POST Post Christmas Analysis

If you haven't done your post-Christmas analysis yet, consider this tactic: open a document on your computer and name it "Christmas 2010." Then just leave it open. I started mine 4 days ago with just a half page of notes; but as I think of things, I run to my computer and add a quick line. Now I'm up to 2 full pages of suggestions for Christmas 2011. Among them:

  • Hot chocolate on the beach was not just the highlight of my Christmas........ it was quite possibly the highlight of my whole year. Each picture says "Could I be any happier?"

  • Mike's back going out on Christmas Eve. In preparation for next year, institute some serious (insert eastern-oriented movement therapy here) in November 2011.

  • Lobster was an A+, gravlax was an A+, pomegranate martini was an A, fondue was an A. But I was taken aback by my inability to find meatballs, Swedish sausage and lefse in New Hampshire. And, as Junie B. Jones would say, that was PU. For 2011, schedule a roadtrip to Carl's Sausage Kitchen and European Market in Massachusetts (I even included the phone number!). Or...plan ahead and order lefse from Lund's.
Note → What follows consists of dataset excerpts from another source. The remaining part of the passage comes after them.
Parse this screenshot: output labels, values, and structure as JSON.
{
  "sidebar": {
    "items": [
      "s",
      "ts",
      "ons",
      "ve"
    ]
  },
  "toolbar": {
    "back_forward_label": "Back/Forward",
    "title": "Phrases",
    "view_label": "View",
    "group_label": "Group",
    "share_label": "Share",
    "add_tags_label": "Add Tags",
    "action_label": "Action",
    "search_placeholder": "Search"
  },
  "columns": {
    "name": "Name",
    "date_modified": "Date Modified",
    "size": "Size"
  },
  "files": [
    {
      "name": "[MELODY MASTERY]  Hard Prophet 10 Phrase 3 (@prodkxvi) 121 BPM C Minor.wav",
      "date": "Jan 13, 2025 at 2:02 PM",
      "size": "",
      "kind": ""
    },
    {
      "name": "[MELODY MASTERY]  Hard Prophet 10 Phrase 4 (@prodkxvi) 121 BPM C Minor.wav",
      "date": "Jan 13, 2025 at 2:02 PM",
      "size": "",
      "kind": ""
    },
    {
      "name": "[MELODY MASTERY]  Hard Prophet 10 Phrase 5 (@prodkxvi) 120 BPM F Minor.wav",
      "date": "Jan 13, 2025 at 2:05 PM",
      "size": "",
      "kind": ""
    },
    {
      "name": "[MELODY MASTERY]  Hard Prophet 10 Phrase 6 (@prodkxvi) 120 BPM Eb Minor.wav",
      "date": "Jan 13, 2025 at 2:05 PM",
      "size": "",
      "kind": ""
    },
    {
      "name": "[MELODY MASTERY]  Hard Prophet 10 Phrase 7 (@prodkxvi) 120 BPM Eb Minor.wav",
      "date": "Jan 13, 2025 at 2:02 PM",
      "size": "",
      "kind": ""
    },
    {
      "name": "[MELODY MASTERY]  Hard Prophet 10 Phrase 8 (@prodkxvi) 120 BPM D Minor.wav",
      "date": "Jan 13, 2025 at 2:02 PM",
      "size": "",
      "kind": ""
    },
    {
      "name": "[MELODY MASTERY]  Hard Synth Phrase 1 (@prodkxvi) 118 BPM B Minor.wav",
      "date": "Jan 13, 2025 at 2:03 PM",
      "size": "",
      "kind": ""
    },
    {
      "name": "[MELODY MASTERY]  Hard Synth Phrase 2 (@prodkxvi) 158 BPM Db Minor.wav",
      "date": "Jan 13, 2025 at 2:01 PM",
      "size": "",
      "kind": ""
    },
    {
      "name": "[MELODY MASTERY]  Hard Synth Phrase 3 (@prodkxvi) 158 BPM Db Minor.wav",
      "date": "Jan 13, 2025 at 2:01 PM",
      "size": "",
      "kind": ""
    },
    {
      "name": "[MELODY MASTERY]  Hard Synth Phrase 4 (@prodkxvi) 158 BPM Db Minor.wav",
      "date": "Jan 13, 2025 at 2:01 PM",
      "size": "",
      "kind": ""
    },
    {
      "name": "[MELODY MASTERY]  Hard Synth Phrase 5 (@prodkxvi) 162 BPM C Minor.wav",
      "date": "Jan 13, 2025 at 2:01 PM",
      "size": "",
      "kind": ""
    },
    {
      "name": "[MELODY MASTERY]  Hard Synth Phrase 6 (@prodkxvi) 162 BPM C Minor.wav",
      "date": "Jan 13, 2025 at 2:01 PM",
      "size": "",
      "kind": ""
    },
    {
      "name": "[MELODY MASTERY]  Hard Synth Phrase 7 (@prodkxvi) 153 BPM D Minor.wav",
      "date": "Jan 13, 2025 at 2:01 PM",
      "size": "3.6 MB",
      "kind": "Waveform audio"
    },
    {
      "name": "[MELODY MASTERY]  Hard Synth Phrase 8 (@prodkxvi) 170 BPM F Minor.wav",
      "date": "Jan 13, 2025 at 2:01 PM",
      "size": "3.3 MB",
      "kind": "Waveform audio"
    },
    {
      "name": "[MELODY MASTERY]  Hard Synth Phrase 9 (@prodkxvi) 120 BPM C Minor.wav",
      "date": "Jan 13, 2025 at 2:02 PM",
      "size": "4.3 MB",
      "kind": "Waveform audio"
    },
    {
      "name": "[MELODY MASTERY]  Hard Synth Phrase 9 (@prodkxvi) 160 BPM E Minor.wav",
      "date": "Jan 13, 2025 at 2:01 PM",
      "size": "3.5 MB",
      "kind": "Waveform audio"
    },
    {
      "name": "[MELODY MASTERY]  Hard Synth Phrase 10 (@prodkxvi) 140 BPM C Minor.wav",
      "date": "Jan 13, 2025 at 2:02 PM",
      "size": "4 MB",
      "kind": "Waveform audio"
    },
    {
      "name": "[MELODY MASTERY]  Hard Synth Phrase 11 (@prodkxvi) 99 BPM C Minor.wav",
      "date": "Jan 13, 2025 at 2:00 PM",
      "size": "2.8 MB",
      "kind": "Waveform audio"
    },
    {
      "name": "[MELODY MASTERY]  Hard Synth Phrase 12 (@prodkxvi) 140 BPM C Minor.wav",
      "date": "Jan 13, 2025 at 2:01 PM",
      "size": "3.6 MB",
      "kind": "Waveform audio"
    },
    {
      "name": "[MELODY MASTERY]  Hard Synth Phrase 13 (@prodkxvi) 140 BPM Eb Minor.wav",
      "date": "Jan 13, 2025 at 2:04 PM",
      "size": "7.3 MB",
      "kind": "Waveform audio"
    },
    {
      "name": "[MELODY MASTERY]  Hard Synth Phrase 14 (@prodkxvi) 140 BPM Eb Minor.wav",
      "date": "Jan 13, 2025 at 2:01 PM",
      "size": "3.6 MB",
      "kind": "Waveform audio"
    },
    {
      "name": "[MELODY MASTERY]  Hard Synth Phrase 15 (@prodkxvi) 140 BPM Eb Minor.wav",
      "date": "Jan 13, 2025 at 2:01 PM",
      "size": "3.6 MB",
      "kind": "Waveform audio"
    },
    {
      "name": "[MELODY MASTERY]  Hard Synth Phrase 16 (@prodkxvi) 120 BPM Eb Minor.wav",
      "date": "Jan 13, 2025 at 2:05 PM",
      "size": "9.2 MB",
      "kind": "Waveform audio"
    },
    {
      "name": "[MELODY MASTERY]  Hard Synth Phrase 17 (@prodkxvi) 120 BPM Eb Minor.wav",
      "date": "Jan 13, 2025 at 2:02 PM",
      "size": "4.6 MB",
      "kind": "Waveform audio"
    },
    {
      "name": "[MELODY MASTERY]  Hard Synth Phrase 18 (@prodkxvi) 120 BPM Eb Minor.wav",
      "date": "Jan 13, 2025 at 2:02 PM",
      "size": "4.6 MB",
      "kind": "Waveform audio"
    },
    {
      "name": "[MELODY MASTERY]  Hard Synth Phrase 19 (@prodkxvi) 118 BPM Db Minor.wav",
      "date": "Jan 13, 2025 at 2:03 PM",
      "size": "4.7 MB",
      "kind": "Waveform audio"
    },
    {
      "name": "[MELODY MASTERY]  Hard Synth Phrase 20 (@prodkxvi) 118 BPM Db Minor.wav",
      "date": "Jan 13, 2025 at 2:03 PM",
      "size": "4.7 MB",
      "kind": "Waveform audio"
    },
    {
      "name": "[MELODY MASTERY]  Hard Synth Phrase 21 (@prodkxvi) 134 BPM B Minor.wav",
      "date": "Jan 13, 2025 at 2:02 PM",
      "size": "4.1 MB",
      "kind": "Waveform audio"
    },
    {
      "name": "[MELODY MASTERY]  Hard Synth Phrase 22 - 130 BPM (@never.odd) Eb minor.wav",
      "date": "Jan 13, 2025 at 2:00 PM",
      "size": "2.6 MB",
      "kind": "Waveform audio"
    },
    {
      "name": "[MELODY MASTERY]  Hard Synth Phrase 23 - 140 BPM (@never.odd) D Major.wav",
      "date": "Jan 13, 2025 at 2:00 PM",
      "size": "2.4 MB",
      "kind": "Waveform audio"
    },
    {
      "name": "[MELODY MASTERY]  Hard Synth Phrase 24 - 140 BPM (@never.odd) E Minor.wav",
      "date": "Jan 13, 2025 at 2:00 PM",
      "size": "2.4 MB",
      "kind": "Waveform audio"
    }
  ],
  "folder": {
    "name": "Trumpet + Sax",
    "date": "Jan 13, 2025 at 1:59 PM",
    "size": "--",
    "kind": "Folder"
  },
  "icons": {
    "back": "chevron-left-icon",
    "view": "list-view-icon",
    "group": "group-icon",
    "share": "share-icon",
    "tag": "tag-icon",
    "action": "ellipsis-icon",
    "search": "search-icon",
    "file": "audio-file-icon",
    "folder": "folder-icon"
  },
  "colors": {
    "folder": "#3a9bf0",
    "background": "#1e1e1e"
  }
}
  • All of our decorations from 4041 were too colorful and whimsical for this formal house. They looked garish. How strange it is to open a box of all the beautiful things you've collected over the years and find them ugly. Next year, look for decorations in neutral colors with richer textures to compensate. Limit decorations to tree, doors and mantle for easy clean-up. That was slick!
  • Add some outdoor lighting. We have NEVER done this. It simply wasn't necessary because our house was a jewel in and of itself. But this house looked wan and sallow with no illumination. Brainstorm ways to do this in a simplified manner so we're not outside on Easter taking plastic Santa off the roof.

  • Found out about the showing of A Christmas Story at the revival house theater - when it was already over. Rats! Get on their mailing list for next year.
  • Skip the candlelight stroll at the local colonial history museum. Boring and SO not worth $50.00! It was a snore-0-rama with old ladies exclaiming over the reproduction biscuits on the fake Christmas dinner table and surly teenagers featured in living tableaus who were clearly forced to be there by their history-loving mothers: “I’m Lydia Pernicious Stott and this is my cousin Rufus Blankenship of the Providence Blankenships. We’re playing parlor games while we wait for St. Nicholas.” I was alternately giddy with the ridiculousness and irritated by the old ladies in our single file line who lingered to more closely observe the candle snuffers. It took everything I had not to push them down.
I would have preferred more candlelight and fewer reproduction biscuits. Although it was refreshing to see that Portsmouth does have a gay community.

So....what I'm trying to say is: your Christmas was a lot more complex than you thought it was. Let your analysis percolate over a few days' time so you can capture the details that made it suck/sing.

Then leave it behind and enjoy your 2011! Happy New Year!